A federal court has sanctioned Merck & Co. Inc. with a $321.6 million fine for its improper off-label marketing of its drug Vioxx. This fine settles criminal charges and will be shared by the federal government and 44 states, including North Carolina. The pharmaceutical giant recently settled a civil case about Vioxx that resulted in sizeable damage awards. The total bill may reach as much as $1 billion.

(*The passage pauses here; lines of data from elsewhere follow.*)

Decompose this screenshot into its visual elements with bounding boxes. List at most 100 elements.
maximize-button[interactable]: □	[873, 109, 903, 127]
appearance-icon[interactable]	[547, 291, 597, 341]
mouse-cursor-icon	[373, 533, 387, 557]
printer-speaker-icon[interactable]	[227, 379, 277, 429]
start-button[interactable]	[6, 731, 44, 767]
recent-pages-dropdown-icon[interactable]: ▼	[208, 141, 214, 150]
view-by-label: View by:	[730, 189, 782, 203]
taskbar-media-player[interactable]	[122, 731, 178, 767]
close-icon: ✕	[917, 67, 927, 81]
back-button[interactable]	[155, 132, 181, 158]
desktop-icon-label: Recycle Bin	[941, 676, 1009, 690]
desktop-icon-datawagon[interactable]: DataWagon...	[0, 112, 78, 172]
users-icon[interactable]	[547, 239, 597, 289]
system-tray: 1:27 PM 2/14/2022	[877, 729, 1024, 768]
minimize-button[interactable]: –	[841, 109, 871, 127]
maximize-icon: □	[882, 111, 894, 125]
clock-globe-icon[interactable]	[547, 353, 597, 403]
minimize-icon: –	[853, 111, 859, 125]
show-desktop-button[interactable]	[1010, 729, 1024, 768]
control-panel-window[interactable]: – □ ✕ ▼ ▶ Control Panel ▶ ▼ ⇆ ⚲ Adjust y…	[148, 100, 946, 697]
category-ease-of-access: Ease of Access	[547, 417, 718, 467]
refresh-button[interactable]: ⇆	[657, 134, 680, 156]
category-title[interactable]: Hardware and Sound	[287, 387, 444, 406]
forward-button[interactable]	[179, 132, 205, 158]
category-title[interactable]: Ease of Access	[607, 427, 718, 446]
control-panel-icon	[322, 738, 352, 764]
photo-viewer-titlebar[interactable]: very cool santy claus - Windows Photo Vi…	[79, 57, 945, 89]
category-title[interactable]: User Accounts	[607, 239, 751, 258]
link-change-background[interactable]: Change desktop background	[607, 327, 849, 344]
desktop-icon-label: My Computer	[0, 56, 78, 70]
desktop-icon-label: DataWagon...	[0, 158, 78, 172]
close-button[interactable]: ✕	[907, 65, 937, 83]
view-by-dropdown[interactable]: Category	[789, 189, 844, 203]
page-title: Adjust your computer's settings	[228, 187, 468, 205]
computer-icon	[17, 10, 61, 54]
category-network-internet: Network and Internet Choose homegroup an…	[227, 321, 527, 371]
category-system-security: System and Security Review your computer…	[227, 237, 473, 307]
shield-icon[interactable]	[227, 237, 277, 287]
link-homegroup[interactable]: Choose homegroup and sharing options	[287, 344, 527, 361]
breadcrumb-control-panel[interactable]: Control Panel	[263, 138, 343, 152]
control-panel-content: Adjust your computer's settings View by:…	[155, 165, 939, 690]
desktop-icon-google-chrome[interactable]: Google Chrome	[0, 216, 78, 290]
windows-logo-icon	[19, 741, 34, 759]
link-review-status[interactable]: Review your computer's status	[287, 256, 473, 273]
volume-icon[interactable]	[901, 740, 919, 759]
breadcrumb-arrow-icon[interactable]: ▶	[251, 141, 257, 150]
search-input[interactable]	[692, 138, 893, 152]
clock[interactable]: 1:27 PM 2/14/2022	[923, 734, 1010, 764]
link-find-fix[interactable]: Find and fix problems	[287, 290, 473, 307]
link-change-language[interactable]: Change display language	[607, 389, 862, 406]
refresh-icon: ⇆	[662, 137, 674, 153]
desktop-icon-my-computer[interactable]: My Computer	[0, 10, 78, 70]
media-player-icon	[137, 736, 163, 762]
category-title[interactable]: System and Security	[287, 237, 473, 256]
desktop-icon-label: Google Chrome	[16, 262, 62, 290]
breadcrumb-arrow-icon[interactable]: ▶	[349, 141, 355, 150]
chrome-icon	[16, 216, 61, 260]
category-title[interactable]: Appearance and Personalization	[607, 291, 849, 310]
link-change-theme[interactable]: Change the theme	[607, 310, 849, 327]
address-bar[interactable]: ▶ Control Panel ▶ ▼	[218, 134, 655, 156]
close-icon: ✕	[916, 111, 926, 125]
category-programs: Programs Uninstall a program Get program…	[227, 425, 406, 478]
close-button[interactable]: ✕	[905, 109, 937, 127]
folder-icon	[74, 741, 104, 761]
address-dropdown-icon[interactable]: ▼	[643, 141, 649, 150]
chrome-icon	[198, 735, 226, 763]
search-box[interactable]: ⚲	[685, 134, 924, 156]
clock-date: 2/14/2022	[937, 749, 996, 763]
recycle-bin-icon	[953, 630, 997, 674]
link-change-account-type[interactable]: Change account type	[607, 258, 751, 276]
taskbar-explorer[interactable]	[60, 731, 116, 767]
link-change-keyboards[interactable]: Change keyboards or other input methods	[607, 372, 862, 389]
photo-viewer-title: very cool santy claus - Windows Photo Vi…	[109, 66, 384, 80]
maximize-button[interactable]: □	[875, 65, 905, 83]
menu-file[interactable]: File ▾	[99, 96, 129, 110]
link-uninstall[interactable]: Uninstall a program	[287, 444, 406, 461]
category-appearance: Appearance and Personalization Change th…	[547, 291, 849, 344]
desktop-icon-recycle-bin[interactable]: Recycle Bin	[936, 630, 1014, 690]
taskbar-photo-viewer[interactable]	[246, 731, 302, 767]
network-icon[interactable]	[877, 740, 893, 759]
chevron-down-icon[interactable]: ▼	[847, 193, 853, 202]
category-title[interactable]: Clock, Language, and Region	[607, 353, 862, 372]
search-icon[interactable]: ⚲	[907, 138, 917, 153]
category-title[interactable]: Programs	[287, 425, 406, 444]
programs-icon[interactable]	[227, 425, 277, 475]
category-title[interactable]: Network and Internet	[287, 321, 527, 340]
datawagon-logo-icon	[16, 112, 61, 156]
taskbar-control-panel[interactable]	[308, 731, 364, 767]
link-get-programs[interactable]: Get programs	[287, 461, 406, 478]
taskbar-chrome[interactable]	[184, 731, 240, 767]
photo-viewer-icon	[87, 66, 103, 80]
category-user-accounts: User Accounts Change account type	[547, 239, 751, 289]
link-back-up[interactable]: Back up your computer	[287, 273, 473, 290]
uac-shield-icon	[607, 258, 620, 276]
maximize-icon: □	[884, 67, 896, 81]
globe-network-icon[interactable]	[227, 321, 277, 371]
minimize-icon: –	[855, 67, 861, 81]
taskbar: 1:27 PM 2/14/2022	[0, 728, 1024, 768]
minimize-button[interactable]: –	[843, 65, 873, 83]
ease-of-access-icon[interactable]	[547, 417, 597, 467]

The company agreed to the deal on April 19, just four months after entering a guilty plea to charges of violating the Food, Drug and Cosmetic Act. For such a complicated case, the basic charges were fairly straightforward: The government accused Merck of selling Vioxx as a misbranded drug in interstate commerce.
The Food and Drug Administration’s initial approval of the drug was based on its use as a pain killer. According to the court, Merck violated federal law when it promoted Vioxx as a treatment for rheumatoid arthritis before the FDA approved the drug for that purpose.
The off-label use was not the only issue with Vioxx, though. After its release, Vioxx was linked to an increased risk of heart attack and stroke. Merck pulled the drug from shelves in 2004.
In November 2011, a civil court ordered the company to pay $628.4 million in damages. Plaintiffs in that case accused Merck of making false statements about the drug’s safety as well as engaging in other off-label marketing activities.
Vioxx is just one high-profile case in the federal government’s efforts to stop drug companies from marketing their products for off-label uses. As in this case, companies face both criminal charges and civil actions.